Ten members of an Afghan mine clearing team kidnapped last week have been released, officials say.
Those freed, two of them doctors, were among 13 people being held in eastern Paktia province. It is not clear who abducted them or what they want.
Officials say tribal elders are still negotiating with the kidnappers and the remaining hostages will be freed soon.
The de-miners were travelling in two cars on Thursday when they were seized by insurgents, police said.
Taleban denial
Kefayatullah Eblagh, the head of the independent de-mining agency, Afghan Technical Consultants (ATC) for which the men work, confirmed the release.
"Ten of them have been freed and negotiations to free the remaining three others are under way"

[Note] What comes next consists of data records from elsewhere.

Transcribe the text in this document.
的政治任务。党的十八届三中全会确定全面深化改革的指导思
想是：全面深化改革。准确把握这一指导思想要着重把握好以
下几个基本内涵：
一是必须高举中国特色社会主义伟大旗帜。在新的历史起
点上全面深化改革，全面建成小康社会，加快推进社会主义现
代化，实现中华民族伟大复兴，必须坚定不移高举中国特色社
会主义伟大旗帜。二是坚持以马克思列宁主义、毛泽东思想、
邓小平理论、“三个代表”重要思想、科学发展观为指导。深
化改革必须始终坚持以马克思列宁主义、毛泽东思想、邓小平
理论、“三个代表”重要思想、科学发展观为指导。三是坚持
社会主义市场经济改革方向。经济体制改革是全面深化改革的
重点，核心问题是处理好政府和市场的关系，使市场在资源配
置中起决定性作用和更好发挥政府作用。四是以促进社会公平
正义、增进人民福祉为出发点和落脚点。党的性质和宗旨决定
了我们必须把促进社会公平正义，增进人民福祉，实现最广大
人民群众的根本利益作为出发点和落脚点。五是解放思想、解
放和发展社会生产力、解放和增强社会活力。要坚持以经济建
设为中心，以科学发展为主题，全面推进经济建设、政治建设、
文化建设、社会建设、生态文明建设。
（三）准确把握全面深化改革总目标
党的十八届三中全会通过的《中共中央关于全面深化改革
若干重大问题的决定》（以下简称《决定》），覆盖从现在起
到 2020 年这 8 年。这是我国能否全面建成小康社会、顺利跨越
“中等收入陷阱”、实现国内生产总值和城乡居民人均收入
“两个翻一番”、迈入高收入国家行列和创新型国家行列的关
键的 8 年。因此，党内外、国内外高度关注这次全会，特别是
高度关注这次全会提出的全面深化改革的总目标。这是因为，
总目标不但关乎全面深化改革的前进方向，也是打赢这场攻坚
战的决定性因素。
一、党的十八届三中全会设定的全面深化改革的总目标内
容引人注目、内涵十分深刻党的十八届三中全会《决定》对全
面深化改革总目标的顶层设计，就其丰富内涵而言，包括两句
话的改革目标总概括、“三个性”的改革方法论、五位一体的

"An eight-member delegation of tribal chiefs had guaranteed the safety of the de-miners, so they worked out their freedom," he told Reuters news agency.
Mr Eblagh said that according to the elders, the other three men kidnapped - two de-miners and one driver - would be freed within two more days.
Din Mohammad Darvish, a spokesman for the local administration, said no ransom had been paid.
"Ten of them have been freed and negotiations to free the remaining three others are under way," he told AFP news agency.
Mr Darvish did not say who the kidnappers were, merely describing them as "enemies of Afghanistan" - a term often used to describe Taleban.
A Taleban spokesman has said the movement was not behind the abduction.
The BBC's Charles Haviland in Kabul says Afghans are kidnapped far more often than foreigners, sometimes by criminal gangs and sometimes by insurgents.
The kidnapping comes after a number of high-profile abductions by the Taleban in recent months.
In July, 23 South Koreans were taken hostage. Two were killed and the others released, the last of them in late August.
Mine clearers abducted in the past have sometimes been released and sometimes killed, our correspondent says.